Tuesday, 24 February 2009

NEW YORK TITAN - JACOB RIIS

Since my blog "A REAL FRIEND TO THE POOR" 17th. February, I have deepened my research into the life, times and achievements of Jacob Riis and have no hesitation in proclaiming him a New York City Titan. What he almost single-heartedly brought about - radical improvements to the living standards of tens of thousands of poor, wretched souls - was way beyond that of anybody else's achievements.

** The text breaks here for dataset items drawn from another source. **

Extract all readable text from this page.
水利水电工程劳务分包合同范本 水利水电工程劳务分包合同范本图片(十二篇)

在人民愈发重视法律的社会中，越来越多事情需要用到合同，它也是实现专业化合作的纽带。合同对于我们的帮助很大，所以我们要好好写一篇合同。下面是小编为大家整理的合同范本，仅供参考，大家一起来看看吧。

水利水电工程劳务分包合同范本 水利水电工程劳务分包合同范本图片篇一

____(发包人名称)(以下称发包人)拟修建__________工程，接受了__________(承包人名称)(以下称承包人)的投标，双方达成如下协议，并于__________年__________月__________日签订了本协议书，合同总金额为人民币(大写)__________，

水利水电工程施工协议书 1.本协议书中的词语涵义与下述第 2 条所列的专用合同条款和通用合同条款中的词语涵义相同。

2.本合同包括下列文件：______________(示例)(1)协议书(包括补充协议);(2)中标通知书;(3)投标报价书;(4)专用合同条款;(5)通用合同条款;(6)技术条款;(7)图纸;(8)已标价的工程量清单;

The squalid conditions that prevailed in Manhattan centering on Lower East Side had been of concern to those with a moral sense of right and wrong long before Riis took up the call. As far back as 1842, Charles Dickens visited the Five Points area in Lower East Side, which was a legendary neighbourhood of filth and vice. Dickens quite used to the most unpleasant districts in London was appalled by what he experienced in NYC and wrote:-

"Ascend these pitch-dark stairs, heedful of a false footing on the trembling boards, and grope your way with me into this wolfish den, where neither ray of light nor breath of air, appears to come....." " Here too are lanes and alleys, paved with mud knee-deep, underground chambers, where they dance and game...........out of a number of ruined houses, open to the street, whence wide gaps in the walls, other ruins loom upon the eye, as though the world of vice and misery had nothing else to show: hideous tenements which take their name from robbery and murder: all that is loathsome, drooping and decayed is here."

He describes some of the residents thus:-

"....cowering down with long dishevelled hair.....gibbering.....vacant eye, fierce wild face, the gloomy picking of the hands and lips....the munching of the nails: there they were all, without disguise, in naked ugliness and horror."

Jacob Riis tirelessly sought to bring the poverty and vile living conditions to the widest possible audience, whether it be by journalism, books, lecture tours or perhaps his most powerful persuader, the black and white photograph pioneering the technique of flash powder. Some further examples of his brilliant portrayals of the plight of many New Yorkers:-

A typical Lower East Side tenement apartment comprising approx 250 sq ft, no running water, bath or toilet was home for this family of seven.


A ladies lodging house

A mens 5 cents-a-night lodging house

I make no apology for revisting this remarkable man other than I regret not accepting earlier his rightful place among the NEW YORK CITY TITANS.